Are New State Aid Rules in the EU Hitting RES Investment?

I have argued strongly that the move by the DG Competition in Brussels to push support for renewable energy into auctions will have very negative effects on the amount of investment in new technologies. Auctions create uncertainty over support, award support to many projects that will never be built, and crowd out some technologies that cannot compete head-to-head (although they may have substantial benefits other than a low price per MWhr).

The data from 2015 in Europe tend to show that my fears have been realized. Just as the EU raises its RES targets for 2030 with many Member States having very ambitious targets, the total investment in Europe is declining. Some of this is the lower price of PV solar per MWhr, but most of it is lower investment.
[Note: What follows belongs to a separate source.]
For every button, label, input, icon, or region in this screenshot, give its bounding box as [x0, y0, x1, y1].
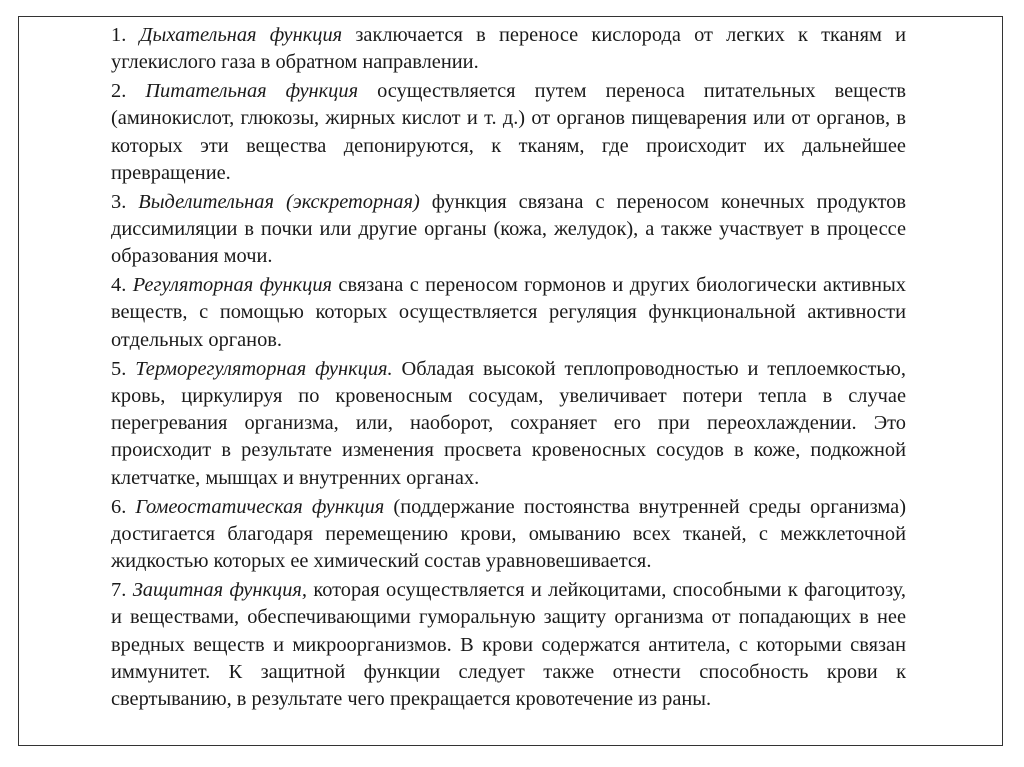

Bloomberg New Energy Finance reports a decline in German RES investments year-to-year of 42% and a French decline of 53%. This is hardly good news if you were expecting RES to meet the bold policy announcements out of Brussels and national capitals.

The state aid guidelines were a serious compromise of the demands of the DG Energy and DG Environment that played heavily on the concerns expressed by EurElectric. Much of the final text was a concession to the big utilities. They historically benefit the most from auctions at the expense of small and medium-size businesses. Auctions promote market concentration and along with restrictions on operating support for energy storage, have been now used to manipulate the system to favor the established ig players.

In doing so, the European Commission may be sabotaging the policies approved by the European Parliament and Council of Ministers. We already can see the impact and it will only gorw more pronounced without changes.